My time at the Taco Bell Headquarters was fun and interesting. While I'm not a Taco Bell regular, I can truly appreciate how one man's single vision and determination created a fast food taco empire. I can also appreciate the hard work, testing and marketing that goes into launching a new product, from the food scientists all the way to the marketing department. So thanks Taco Bell for this informative behind-the-scenes look at your company. I definitely learned a lot.

Taco Bell Blogger Event: Large Presentation Lab

Check out the other food bloggers in attendance below:

Endless Simmer
Epic Portions
Fast Food News
Food Beast
Grub Grade
Scott Roberts
So Good

By the way, as a promotion for their Why Pay More Value Menu, there is a Taco Bell Taco Truck doing a round trip from LA to St. Louis and back and will be giving away free tacos at stops along the way. To see where they are heading next, you can follow them on Twitter at @TacoBellTruck.

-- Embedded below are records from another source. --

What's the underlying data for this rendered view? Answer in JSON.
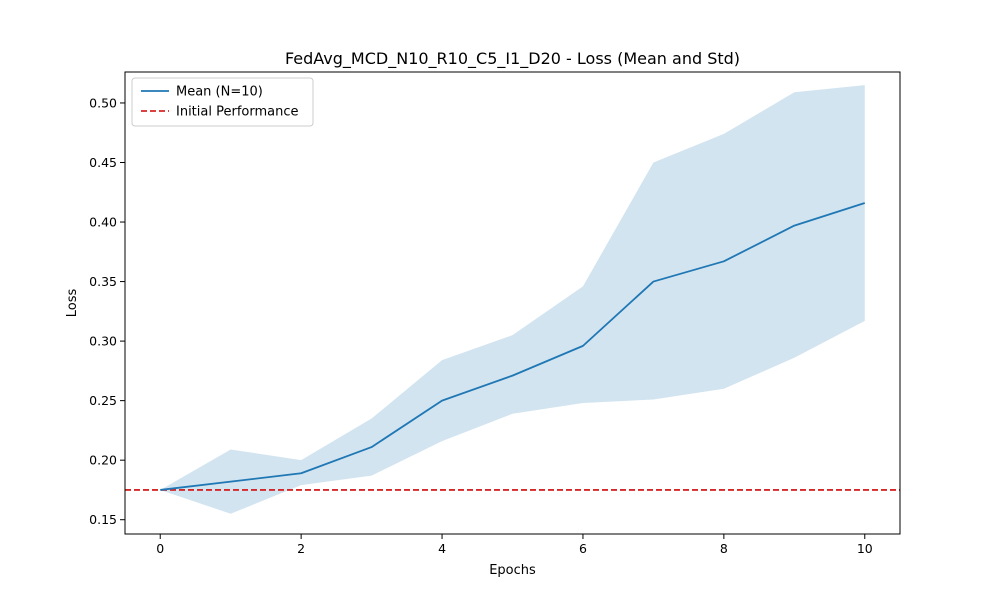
{
  "chart_data": {
    "type": "line",
    "title": "FedAvg_MCD_N10_R10_C5_I1_D20 - Loss (Mean and Std)",
    "xlabel": "Epochs",
    "ylabel": "Loss",
    "xlim": [
      -0.5,
      10.5
    ],
    "ylim": [
      0.138,
      0.526
    ],
    "xticks": [
      0,
      2,
      4,
      6,
      8,
      10
    ],
    "yticks": [
      0.15,
      0.2,
      0.25,
      0.3,
      0.35,
      0.4,
      0.45,
      0.5
    ],
    "ytick_labels": [
      "0.15",
      "0.20",
      "0.25",
      "0.30",
      "0.35",
      "0.40",
      "0.45",
      "0.50"
    ],
    "grid": false,
    "legend_position": "top-left",
    "x": [
      0,
      1,
      2,
      3,
      4,
      5,
      6,
      7,
      8,
      9,
      10
    ],
    "series": [
      {
        "name": "Mean (N=10)",
        "color": "#1f77b4",
        "style": "solid",
        "values": [
          0.175,
          0.182,
          0.189,
          0.211,
          0.25,
          0.271,
          0.296,
          0.35,
          0.367,
          0.397,
          0.416
        ]
      }
    ],
    "band": {
      "color": "#1f77b4",
      "opacity": 0.2,
      "lower": [
        0.175,
        0.155,
        0.179,
        0.187,
        0.216,
        0.239,
        0.248,
        0.251,
        0.26,
        0.286,
        0.317
      ],
      "upper": [
        0.175,
        0.209,
        0.2,
        0.235,
        0.284,
        0.305,
        0.346,
        0.45,
        0.474,
        0.509,
        0.515
      ]
    },
    "reference_line": {
      "name": "Initial Performance",
      "value": 0.175,
      "color": "#d62728",
      "style": "dashed"
    }
  }
}
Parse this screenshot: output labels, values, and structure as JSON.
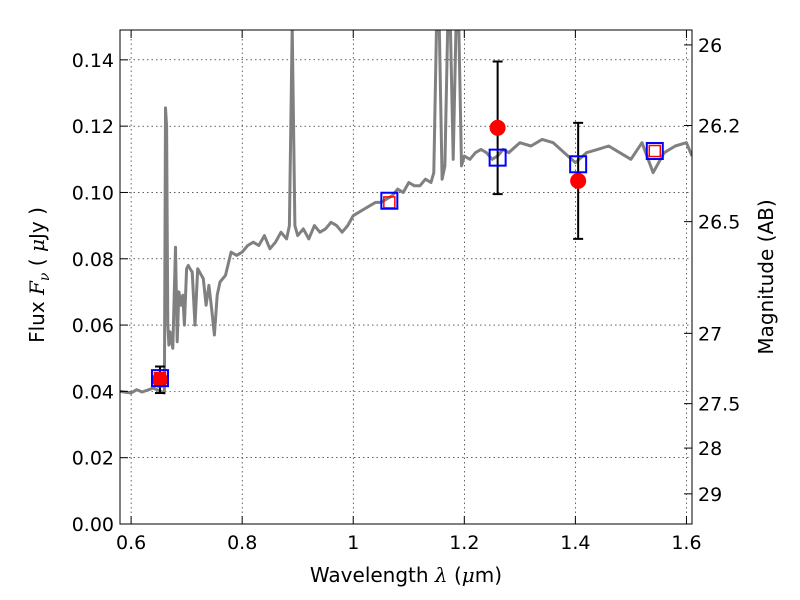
{
  "chart_data": {
    "type": "line",
    "xlabel": "Wavelength  λ (μm)",
    "ylabel": "Flux  Fν ( μJy )",
    "y2label": "Magnitude (AB)",
    "xlim": [
      0.58,
      1.61
    ],
    "ylim": [
      0.0,
      0.149
    ],
    "xticks": [
      0.6,
      0.8,
      1.0,
      1.2,
      1.4,
      1.6
    ],
    "xtick_labels": [
      "0.6",
      "0.8",
      "1",
      "1.2",
      "1.4",
      "1.6"
    ],
    "yticks": [
      0.0,
      0.02,
      0.04,
      0.06,
      0.08,
      0.1,
      0.12,
      0.14
    ],
    "ytick_labels": [
      "0.00",
      "0.02",
      "0.04",
      "0.06",
      "0.08",
      "0.10",
      "0.12",
      "0.14"
    ],
    "y2ticks": [
      {
        "flux": 0.1445,
        "label": "26"
      },
      {
        "flux": 0.1202,
        "label": "26.2"
      },
      {
        "flux": 0.0912,
        "label": "26.5"
      },
      {
        "flux": 0.0575,
        "label": "27"
      },
      {
        "flux": 0.0363,
        "label": "27.5"
      },
      {
        "flux": 0.0229,
        "label": "28"
      },
      {
        "flux": 0.0091,
        "label": "29"
      }
    ],
    "grid": true,
    "series": [
      {
        "kind": "model-spectrum",
        "color": "#808080",
        "x": [
          0.58,
          0.6,
          0.61,
          0.62,
          0.64,
          0.66,
          0.662,
          0.664,
          0.666,
          0.668,
          0.67,
          0.675,
          0.68,
          0.683,
          0.686,
          0.69,
          0.693,
          0.696,
          0.7,
          0.703,
          0.706,
          0.71,
          0.715,
          0.72,
          0.73,
          0.735,
          0.74,
          0.745,
          0.75,
          0.755,
          0.76,
          0.77,
          0.78,
          0.79,
          0.8,
          0.81,
          0.82,
          0.83,
          0.84,
          0.85,
          0.86,
          0.87,
          0.88,
          0.885,
          0.89,
          0.895,
          0.9,
          0.91,
          0.92,
          0.93,
          0.94,
          0.95,
          0.96,
          0.97,
          0.98,
          0.99,
          1.0,
          1.01,
          1.02,
          1.03,
          1.04,
          1.05,
          1.06,
          1.07,
          1.08,
          1.09,
          1.1,
          1.11,
          1.12,
          1.13,
          1.14,
          1.145,
          1.15,
          1.155,
          1.16,
          1.165,
          1.17,
          1.175,
          1.18,
          1.185,
          1.19,
          1.195,
          1.2,
          1.21,
          1.22,
          1.23,
          1.24,
          1.25,
          1.26,
          1.27,
          1.28,
          1.3,
          1.32,
          1.34,
          1.36,
          1.38,
          1.4,
          1.42,
          1.44,
          1.46,
          1.48,
          1.5,
          1.52,
          1.54,
          1.56,
          1.58,
          1.6,
          1.61
        ],
        "y": [
          0.04,
          0.0395,
          0.0405,
          0.0398,
          0.041,
          0.0395,
          0.1255,
          0.12,
          0.06,
          0.054,
          0.058,
          0.053,
          0.0835,
          0.055,
          0.07,
          0.066,
          0.069,
          0.06,
          0.077,
          0.078,
          0.077,
          0.076,
          0.06,
          0.077,
          0.074,
          0.066,
          0.072,
          0.065,
          0.057,
          0.069,
          0.073,
          0.075,
          0.082,
          0.081,
          0.082,
          0.084,
          0.085,
          0.084,
          0.087,
          0.083,
          0.085,
          0.088,
          0.086,
          0.09,
          0.15,
          0.09,
          0.087,
          0.089,
          0.086,
          0.09,
          0.088,
          0.089,
          0.091,
          0.09,
          0.088,
          0.09,
          0.093,
          0.094,
          0.095,
          0.096,
          0.097,
          0.097,
          0.098,
          0.099,
          0.101,
          0.1,
          0.103,
          0.102,
          0.102,
          0.104,
          0.103,
          0.106,
          0.15,
          0.15,
          0.104,
          0.108,
          0.15,
          0.15,
          0.11,
          0.15,
          0.15,
          0.108,
          0.111,
          0.11,
          0.112,
          0.113,
          0.112,
          0.11,
          0.111,
          0.113,
          0.112,
          0.115,
          0.114,
          0.116,
          0.115,
          0.112,
          0.109,
          0.112,
          0.113,
          0.114,
          0.112,
          0.11,
          0.115,
          0.106,
          0.112,
          0.114,
          0.115,
          0.111
        ]
      },
      {
        "kind": "observed-points",
        "color": "#ff0000",
        "points": [
          {
            "x": 0.652,
            "y": 0.0435,
            "err": 0.004
          },
          {
            "x": 1.26,
            "y": 0.1195,
            "err": 0.02
          },
          {
            "x": 1.405,
            "y": 0.1035,
            "err": 0.0175
          }
        ]
      },
      {
        "kind": "model-photometry",
        "color": "#0000ff",
        "marker": "square",
        "points": [
          {
            "x": 0.652,
            "y": 0.044
          },
          {
            "x": 1.065,
            "y": 0.0975
          },
          {
            "x": 1.26,
            "y": 0.1105
          },
          {
            "x": 1.405,
            "y": 0.1085
          },
          {
            "x": 1.543,
            "y": 0.1125
          }
        ]
      },
      {
        "kind": "observed-squares",
        "color": "#ff0000",
        "marker": "square",
        "points": [
          {
            "x": 0.652,
            "y": 0.044
          },
          {
            "x": 1.065,
            "y": 0.097
          },
          {
            "x": 1.543,
            "y": 0.1125
          }
        ]
      }
    ]
  }
}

To see all the photos, go to:



mattatouille said...

Ironically I had Taco Bell for the first time in what seemed like years yesterday. The volcano burrito was respectable, but definitely not very high on the spice meter. I'd say a 1.5 out of 10. Interesting post, Abby.

pleasurepalate said...

Hey Matt. When I sampled the Volcano taco and the Volcano burrito at the presentation kitchen, it did have a little bit of a kick, but I think it could have much more. I'm not sure if they didn't put enough of the sauce or if all the other ingredients kind of dampened the heat, but when I took a couple of spoonfuls of the lava sauce on its own, the spice factor was definitely there.

Gastronomer said...

Your tours of fast food histories and facilities are so fascinating, and yet, so scary. Fast food scares the pants off me.

EatTravelEat said...

That must have been a very fun visit! I remember watching Taco Bell's facilities years ago on their test kitchen. They presented the food much differently than they do usually here. I never knew there was a special holder for tacos!